The death of Fox News founder Roger Ailes Wednesday has produced, largely, two strains of obituary, neither very positive. Some focus on his years of alleged sexual harassment, which finally led to his removal as CEO of the network he founded. Others look back, with a mix of wonder and disdain, at how his cut-throat conservative politics and instincts as a producer made Fox News into a cultural juggernaut. But few have remarked on Ailes’s impact on what he would dismiss as the “liberal media,” which is in some ways as significant as his own network’s output.
When I began as an associate editor at The Huffington Post (now just HuffPost) back in 2010, the country was firmly in the grip of the Tea Party movement. Barack Obama’s election two years prior sparked a backlash by dormant (mostly white) conservatives across the nation, who were called to arms by then Fox host Glenn Beck. The network had been dominant for over a decade, carrying water for the Republican Party throughout the Bush administration, and liberals were still trying to figure out how to handle its monster influence.
HuffPost was founded as an outpost for liberals and, as we’d often say, sane people. We hated everything Fox stood for, but we also grudgingly admired its discipline, influence, ability to shift debates, and penchant for inciting insane controversies. While people often cited the Drudge Report as our bizarro rival, that poorly designed conspiracy theory mill was more of an obsession for people in the Beltway; when HuffPost Live built a video studio midway through 2011, it was clear that Fox was both the model and the target. After all, founder Arianna Huffington was a former conservative, who spent lots of time on Fox News in the ‘90s before her political conversion.
We weren’t the only ones trying to re-create that model. MSNBC was leading the charge on TV, and as the Bush-era wore on, it became, for a time, a safe haven on cable. And a few years later, when HuffPost editors posted clips of Keith Olbermann’s nightly assault on the GOP, or Rachel Maddow’s brainy policy explanations, the idea was to magnify the message, just as right-wing sites did for Fox videos. To be clear, we believed we were posting objective and accurate news, but Olbermann’s acid gave it an edge that made the truth cut deep.
“I think Fox’s bombast, its slickness, its packaging of news as sport and entertainment, certainly had an impact on its broadcast rivals, who continually struggled to match it,” Jack Mirkinson, the former HuffPost media editor, whose time at the site overlapped with mine, told me via email today. “If you look at anything from Keith Olbermann to Piers Morgan, you have these people who could easily be on Fox if their politics had been slightly different. And there was definitely an unspoken symbiotic relationship between the network and digital media. Both sides have needed each other for a long time, and that can’t help but shape how they view themselves and how they approach their work.”
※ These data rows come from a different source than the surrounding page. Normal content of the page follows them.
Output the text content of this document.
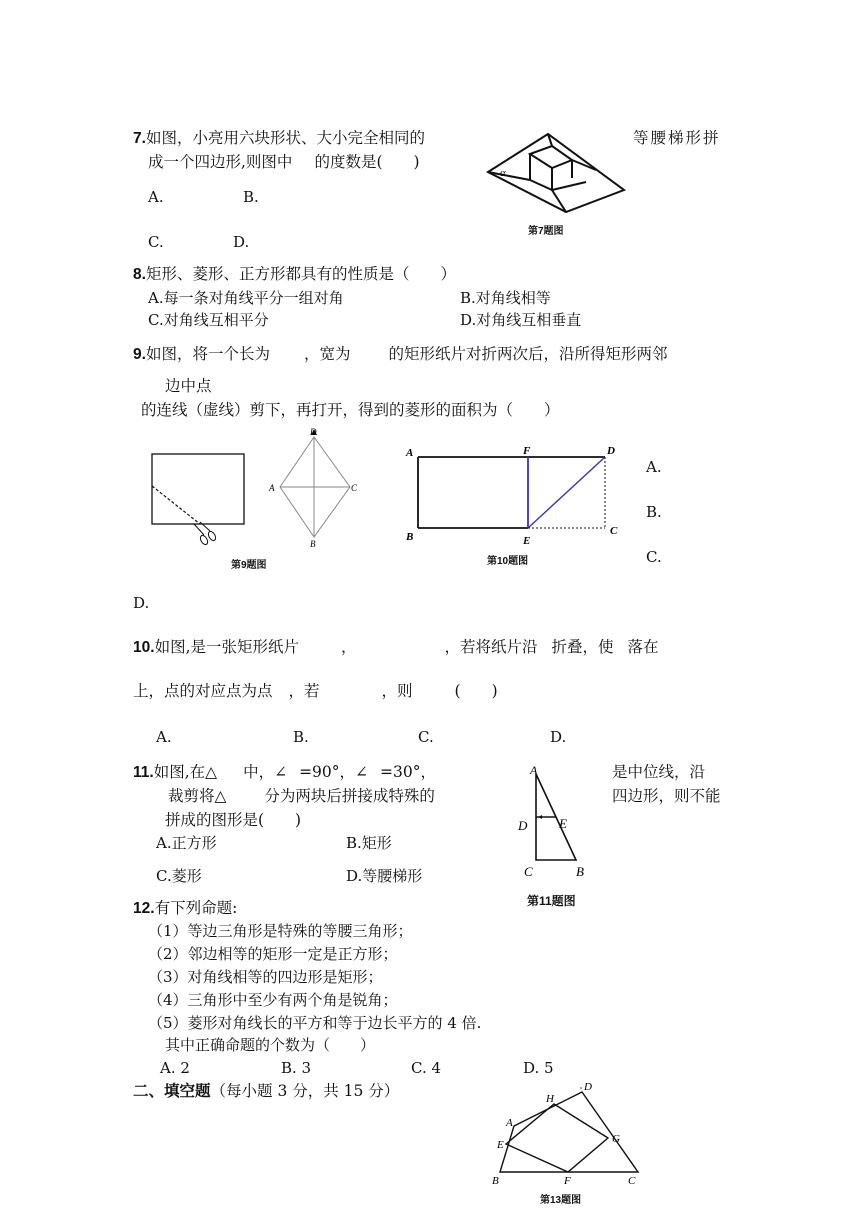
7.如图，小亮用六块形状、大小完全相同的	等腰梯形拼
成一个四边形,则图中 的度数是(　　)
A.	B.
C.	D.
α
第7题图
8.矩形、菱形、正方形都具有的性质是（　　）
A.每一条对角线平分一组对角	B.对角线相等
C.对角线互相平分	D.对角线互相垂直
9.如图，将一个长为 ，宽为 的矩形纸片对折两次后，沿所得矩形两邻
边中点
的连线（虚线）剪下，再打开，得到的菱形的面积为（　　）
D
A	C
B
第9题图
A
B	C
D
E
F
第10题图
A.
B.
C.
D.
10.如图,是一张矩形纸片	，	，若将纸片沿 折叠，使 落在
上，点的对应点为点 ，若	，则	(　　)
A.	B.	C.	D.
11.如图,在△ 中，∠ =90°，∠ =30°，	是中位线，沿
裁剪将△ 分为两块后拼接成特殊的	四边形，则不能
拼成的图形是(　　)
A.正方形	B.矩形
C.菱形	D.等腰梯形
A
D E
C	B
第11题图
12.有下列命题:
（1）等边三角形是特殊的等腰三角形；
（2）邻边相等的矩形一定是正方形；
（3）对角线相等的四边形是矩形；
（4）三角形中至少有两个角是锐角；
（5）菱形对角线长的平方和等于边长平方的 4 倍.
其中正确命题的个数为（　　）
A. 2	B. 3	C. 4	D. 5
二、填空题（每小题 3 分，共 15 分）	D
H
A
E	G
B	F	C
第13题图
As Jack notes, we weren’t just trying to fortify and amplify our side of the aisle; HuffPost was laser-focused on generating traffic, and the things that Bill O’Reilly, Sean Hannity, and the rest of the crew at Fox threw out was like red meat for our audience. I was the entertainment editor, and I seized upon any remarks by conservatives about Hollywood — and there were lots of them — and Jack scooped up much of the rest. I’m still a bit jealous of his guaranteed stream of visitors.
“It was a huge portion of both our output and our traffic,” he says. “Fox News was that priceless combination: something you could feel legitimate disgust toward and also knew could reliably bring in readers. Of course, this cycle could sometimes feel a bit synthetic, but it was the rare day when we didn’t go after them over one thing or another.”
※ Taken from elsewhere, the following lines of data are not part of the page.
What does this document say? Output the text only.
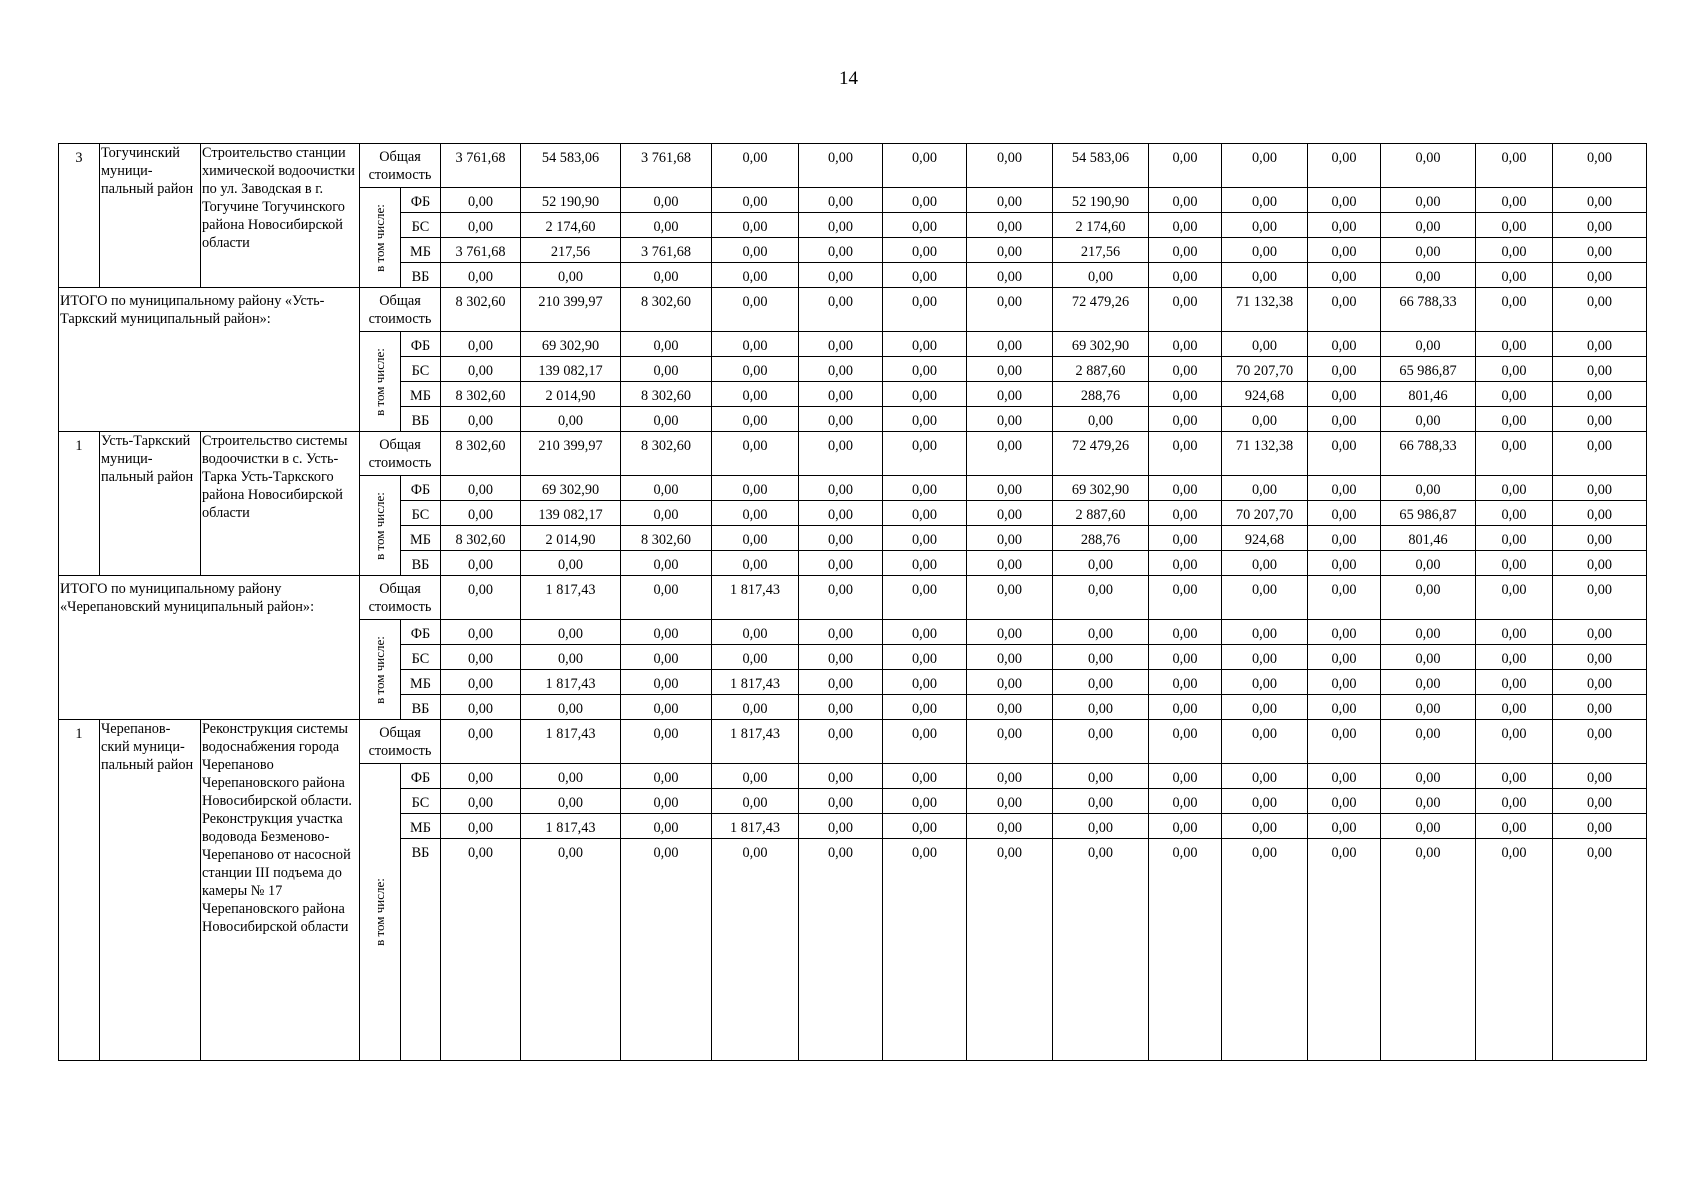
14
3	Тогучинский муници-пальный район	Строительство станции химической водоочистки по ул. Заводская в г. Тогучине Тогучинского района Новосибирской области	Общая стоимость		3 761,68	54 583,06	3 761,68	0,00	0,00	0,00	0,00	54 583,06	0,00	0,00	0,00	0,00	0,00	0,00

			в том числе:	ФБ	0,00	52 190,90	0,00	0,00	0,00	0,00	0,00	52 190,90	0,00	0,00	0,00	0,00	0,00	0,00
				БС	0,00	2 174,60	0,00	0,00	0,00	0,00	0,00	2 174,60	0,00	0,00	0,00	0,00	0,00	0,00
				МБ	3 761,68	217,56	3 761,68	0,00	0,00	0,00	0,00	217,56	0,00	0,00	0,00	0,00	0,00	0,00
				ВБ	0,00	0,00	0,00	0,00	0,00	0,00	0,00	0,00	0,00	0,00	0,00	0,00	0,00	0,00
ИТОГО по муниципальному району «Усть-Таркский муниципальный район»:			Общая стоимость		8 302,60	210 399,97	8 302,60	0,00	0,00	0,00	0,00	72 479,26	0,00	71 132,38	0,00	66 788,33	0,00	0,00

			в том числе:	ФБ	0,00	69 302,90	0,00	0,00	0,00	0,00	0,00	69 302,90	0,00	0,00	0,00	0,00	0,00	0,00
				БС	0,00	139 082,17	0,00	0,00	0,00	0,00	0,00	2 887,60	0,00	70 207,70	0,00	65 986,87	0,00	0,00
				МБ	8 302,60	2 014,90	8 302,60	0,00	0,00	0,00	0,00	288,76	0,00	924,68	0,00	801,46	0,00	0,00
				ВБ	0,00	0,00	0,00	0,00	0,00	0,00	0,00	0,00	0,00	0,00	0,00	0,00	0,00	0,00
1	Усть-Таркский муници-пальный район	Строительство системы водоочистки в с. Усть-Тарка Усть-Таркского района Новосибирской области	Общая стоимость		8 302,60	210 399,97	8 302,60	0,00	0,00	0,00	0,00	72 479,26	0,00	71 132,38	0,00	66 788,33	0,00	0,00

			в том числе:	ФБ	0,00	69 302,90	0,00	0,00	0,00	0,00	0,00	69 302,90	0,00	0,00	0,00	0,00	0,00	0,00
				БС	0,00	139 082,17	0,00	0,00	0,00	0,00	0,00	2 887,60	0,00	70 207,70	0,00	65 986,87	0,00	0,00
				МБ	8 302,60	2 014,90	8 302,60	0,00	0,00	0,00	0,00	288,76	0,00	924,68	0,00	801,46	0,00	0,00
				ВБ	0,00	0,00	0,00	0,00	0,00	0,00	0,00	0,00	0,00	0,00	0,00	0,00	0,00	0,00
ИТОГО по муниципальному району «Черепановский муниципальный район»:			Общая стоимость		0,00	1 817,43	0,00	1 817,43	0,00	0,00	0,00	0,00	0,00	0,00	0,00	0,00	0,00	0,00

			в том числе:	ФБ	0,00	0,00	0,00	0,00	0,00	0,00	0,00	0,00	0,00	0,00	0,00	0,00	0,00	0,00
				БС	0,00	0,00	0,00	0,00	0,00	0,00	0,00	0,00	0,00	0,00	0,00	0,00	0,00	0,00
				МБ	0,00	1 817,43	0,00	1 817,43	0,00	0,00	0,00	0,00	0,00	0,00	0,00	0,00	0,00	0,00
				ВБ	0,00	0,00	0,00	0,00	0,00	0,00	0,00	0,00	0,00	0,00	0,00	0,00	0,00	0,00
1	Черепанов-ский муници-пальный район	Реконструкция системы водоснабжения города Черепаново Черепановского района Новосибирской области. Реконструкция участка водовода Безменово-Черепаново от насосной станции III подъема до камеры № 17 Черепановского района Новосибирской области	Общая стоимость		0,00	1 817,43	0,00	1 817,43	0,00	0,00	0,00	0,00	0,00	0,00	0,00	0,00	0,00	0,00

			в том числе:	ФБ	0,00	0,00	0,00	0,00	0,00	0,00	0,00	0,00	0,00	0,00	0,00	0,00	0,00	0,00
				БС	0,00	0,00	0,00	0,00	0,00	0,00	0,00	0,00	0,00	0,00	0,00	0,00	0,00	0,00
				МБ	0,00	1 817,43	0,00	1 817,43	0,00	0,00	0,00	0,00	0,00	0,00	0,00	0,00	0,00	0,00
				ВБ	0,00	0,00	0,00	0,00	0,00	0,00	0,00	0,00	0,00	0,00	0,00	0,00	0,00	0,00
It’s unclear what Fox will do now that Ailes and O’Reilly are gone, and the Republican Party is crumbling under the weight of the Trump administration’s scandals. As Jack, who is now an editor at Fusion, said to me, “We’re in a period of such turmoil that it’s impossible to predict exactly what comes out of all this for any outlet, let alone Fox.” Ironically, MSNBC is surging as Trump’s foibles continue to compound, and it has Fox’s model to thank: Being in the opposition drives ratings, and no network was as good at speaking for the opposition — even when its preferred party was in power — than Ailes’s Fox News.